Increasing PVR deployments could mean that "really bad" timeslots - say 2AM to 5AM - become the "on-demand system delivery" daypart, effectively increasing broadcast/cable network bandwidth. Networks could put programming there that would never make it in primetime, but still resonates with the PVR/VOD user demographic.

Even given these opportunities, significant challenges of on-demand video for primetime programming (as well as other dayparts) remain:

  • How do networks and content owners get paid if the 30-second ad is increasingly less effective due to ad skipping?
  • How do new and current programs get marketed to viewers if the 30-second promo is increasingly less effective as well?
  • How can brands most effectively shift their marketing dollars to follow TV viewers to PVR and VOD hard drives?

On Demand Video In Demand Among VCs

Over the past few weeks, on-demand video has attracted some notable investment dollars from VCs and strategic investors.

TiVo Raises $25 Million in Common Stock Offering - from an institutional investor and a VC

MetaTV Receives $21 Million Investment Led By Comcast Corporation And Cox Communications - MetaTV has shifted it's emphasis to feature VOD as a key application for it's technology (first app listed in this press release) and gets a $21 million round led the two MSOs that are first to launch wide-scale "free VOD" (see this past issue of the newsletter ).

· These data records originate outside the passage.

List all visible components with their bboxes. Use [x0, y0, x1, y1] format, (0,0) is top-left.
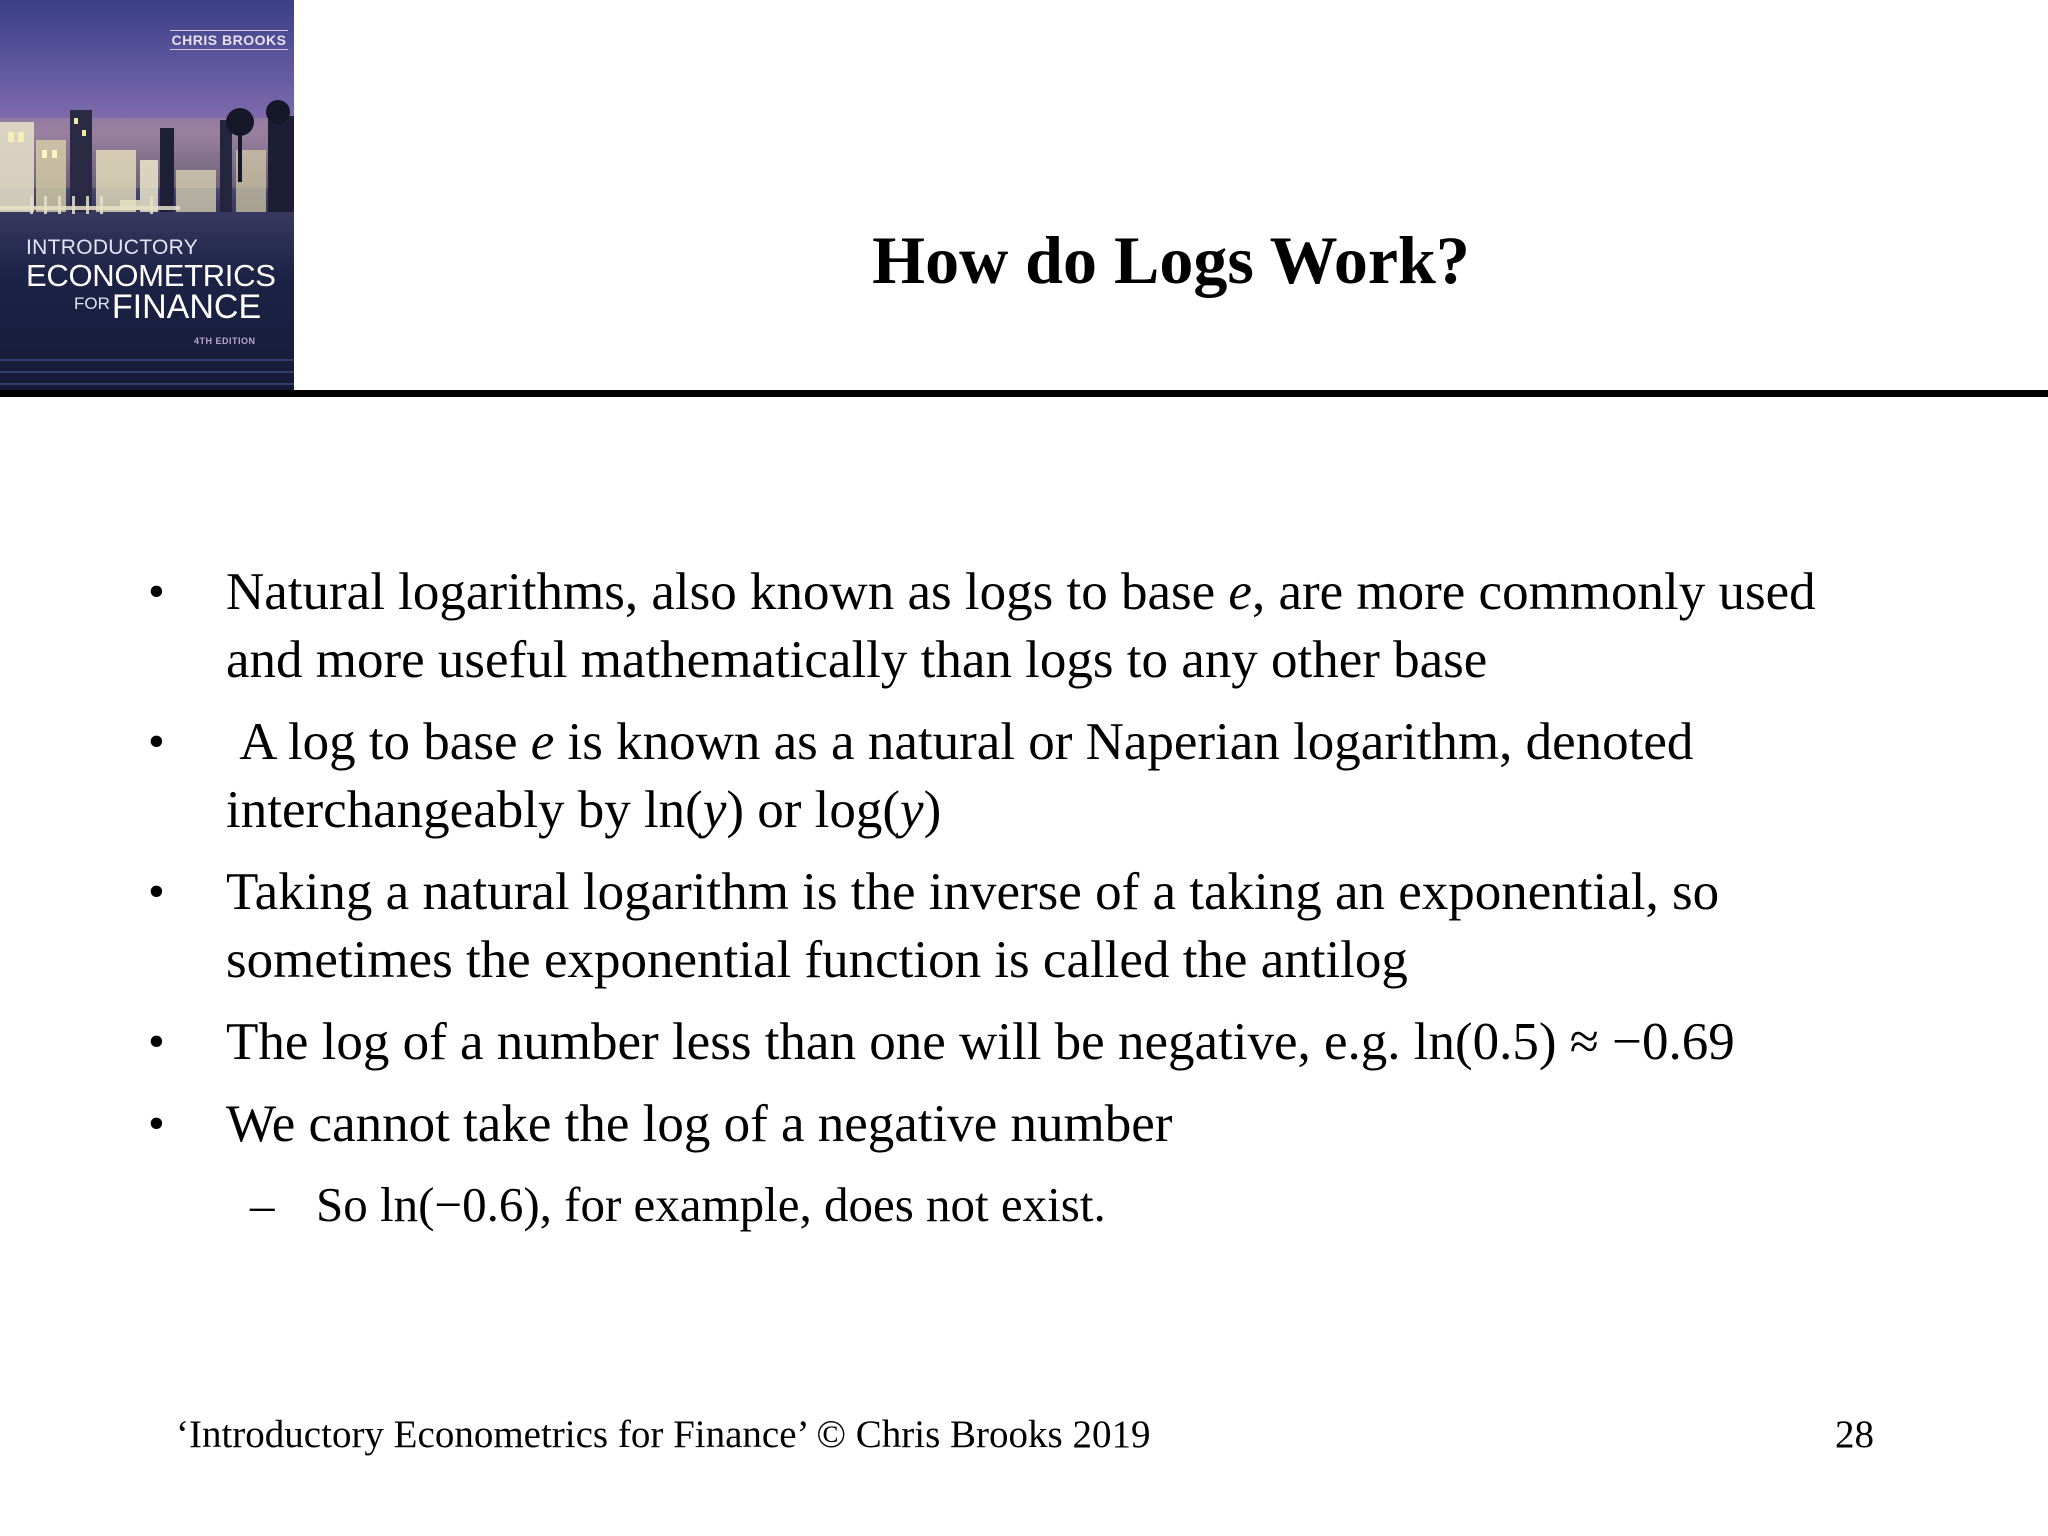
- cover-title-for: FOR: [74, 294, 110, 313]
- bullet-item-2: [0, 708, 1876, 844]
- bullet-1-text-post: , are more commonly used and more useful mathematically than logs to any other base: [226, 563, 1816, 689]
- bullet-marker: •: [148, 1097, 165, 1150]
- page-number: 28: [1835, 1413, 1874, 1456]
- sub-bullet-1-text: So ln(−0.6), for example, does not exist.: [316, 1177, 1106, 1232]
- footer-copyright: ‘Introductory Econometrics for Finance’ © Chris Brooks 2019: [176, 1413, 1151, 1456]
- sub-bullet-marker: –: [250, 1177, 275, 1232]
- bullet-3-text: Taking a natural logarithm is the inverse of a taking an exponential, so sometimes the exponential function is called the antilog: [226, 863, 1720, 989]
- cover-title-finance: FINANCE: [111, 288, 262, 326]
- cover-author: CHRIS BROOKS: [171, 32, 287, 48]
- bullet-2-text-pre: A log to base: [226, 713, 531, 771]
- cover-title-line1: INTRODUCTORY: [26, 236, 198, 259]
- sub-bullet-item-1: [0, 1172, 2048, 1238]
- bullet-marker: •: [148, 865, 165, 918]
- bullet-5-text: We cannot take the log of a negative number: [226, 1095, 1173, 1153]
- bullet-1-e-symbol: e: [1228, 563, 1252, 621]
- bullet-2-y-symbol-2: y: [900, 781, 924, 839]
- bullet-item-4: [0, 1008, 1876, 1076]
- bullet-marker: •: [148, 1015, 165, 1068]
- bullet-1-text-pre: Natural logarithms, also known as logs to base: [226, 563, 1229, 621]
- bullet-marker: •: [148, 715, 165, 768]
- bullet-item-1: [0, 558, 1876, 694]
- bullet-item-5: [0, 1090, 1876, 1158]
- bullet-item-3: [0, 858, 1876, 994]
- cover-skyline-art: [0, 0, 294, 392]
- bullet-marker: •: [148, 565, 165, 618]
- bullet-4-text: The log of a number less than one will be negative, e.g. ln(0.5) ≈ −0.69: [226, 1013, 1735, 1071]
- book-cover: [0, 0, 294, 392]
- bullet-2-e-symbol: e: [530, 713, 555, 771]
- cover-title-line2: ECONOMETRICS: [26, 258, 276, 293]
- bullet-2-text-mid2: ) or log(: [726, 781, 901, 839]
- bullet-2-text-mid: is known as a natural or Naperian logarithm, denoted interchangeably by ln(: [226, 713, 1694, 839]
- bullet-2-text-post: ): [923, 781, 942, 839]
- cover-edition: 4TH EDITION: [194, 336, 256, 346]
- cover-title-line3: [74, 288, 261, 327]
- bullet-list: [0, 558, 2048, 1238]
- slide-title: How do Logs Work?: [872, 222, 1470, 298]
- header-divider: [0, 390, 2048, 397]
- bullet-2-y-symbol-1: y: [702, 781, 727, 839]
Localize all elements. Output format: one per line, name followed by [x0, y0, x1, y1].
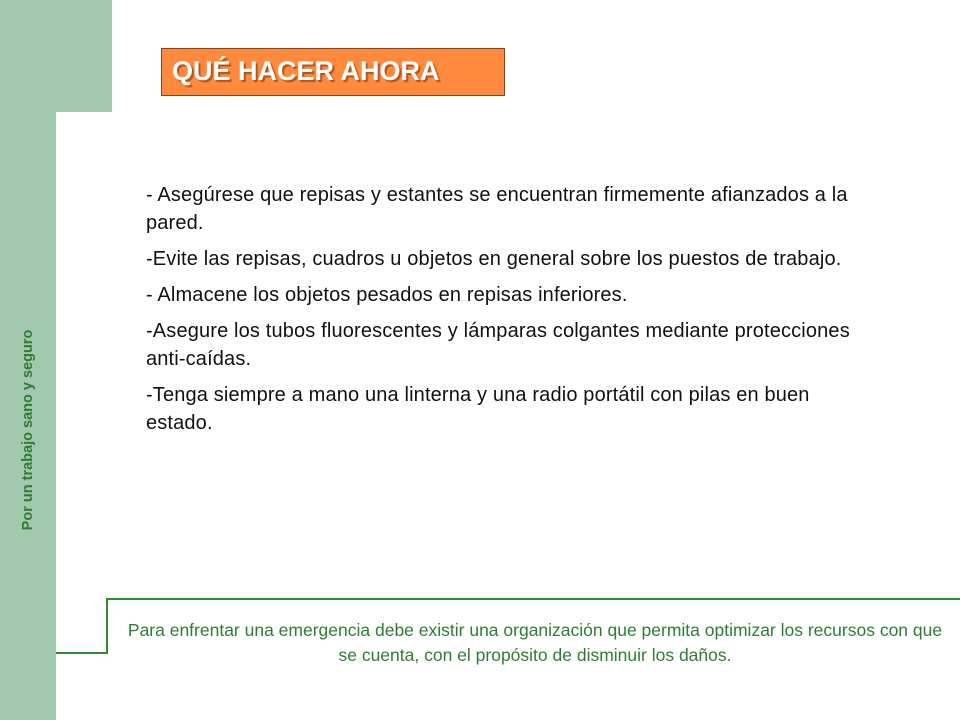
page-title: QUÉ HACER AHORA [172, 56, 440, 86]
list-item: -Tenga siempre a mano una linterna y una radio portátil con pilas en buen estado. [146, 384, 810, 434]
list-item: - Almacene los objetos pesados en repisas inferiores. [146, 284, 628, 306]
sidebar-label: Por un trabajo sano y seguro [20, 329, 36, 531]
list-item: - Asegúrese que repisas y estantes se encuentran firmemente afianzados a la pared. [146, 184, 848, 234]
footer-divider-horizontal [106, 598, 960, 600]
footer-note: Para enfrentar una emergencia debe existir una organización que permita optimizar los recursos con que se cuenta, con el propósito de disminuir los daños. [127, 620, 943, 665]
content-list [146, 181, 876, 445]
sidebar-band [0, 0, 56, 720]
list-item: -Evite las repisas, cuadros u objetos en general sobre los puestos de trabajo. [146, 248, 842, 270]
title-banner [161, 48, 505, 96]
footer-divider-vertical [106, 598, 108, 654]
list-item: -Asegure los tubos fluorescentes y lámparas colgantes mediante protecciones anti-caídas. [146, 320, 850, 370]
footer-divider-stub [56, 652, 108, 654]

Coincidence? - you be the judge...

Broadbus Technologies Closes Oversubscribed Series A-1 Financing - $12 million in Series "1-A" funding from two VCs for Broadbus, a VOD server company

BigBand Networks Announces Investment From AOL Time Warner Ventures - $60 million in Series C money led by AOL. BigBand makes a router optimized to handle the integrated video, audio and data needs of MSOs, with VOD being a featured application.

Let's see - $106 million of this went to Bay Area companies. How about allocating marketing dollars for some San Francisco 1999 dot.com style parties? They were fun...


The Merger Unmerges...

Thursday, as expected, the FCC officially voted 4-0 to reject "The Merger" (that EchoStar / DirecTV one). The Justice Dept. has yet to weigh in. But Justice is reportedly going to reject it as well.

So, it is pretty much dead. Or is it...

EchoStar and DirecTV are promising to adjust the deal to make it more attractive to regulators. And EchoStar's Charlie Ergen is a very resourceful and persistent Chairman/CEO.

If the deal does wind up sleeping with the fishes stand by for some nasty litigation. Witness Echostar's $5 billion breach-of-contract lawsuit against News Corp. after their 1997 almost-merger (ultimately settled out of court).

As to what this means... since DBS has been doing the "getting out and pushing" on deploying advanced TV services (PVR and ITV) it means that overall (by MSOs and DBS) new TV tech will:

(a) Be deployed less because the unmerged EchoStar and DirecTV are less able to "get out and push"

(b) Be deployed at the same rate because EchoStar and DirecTV will return to competing with each other

(c) Be deployed more because Rupert Murdoch will now buy DirecTV (like he wanted to in the first place, only now on his terms) and "BSkyB-ize" it, forcing EchoStar and the MSOs to respond

(d) Absolutely some of the above

If I have to say, I'll say (c) (if I really have to).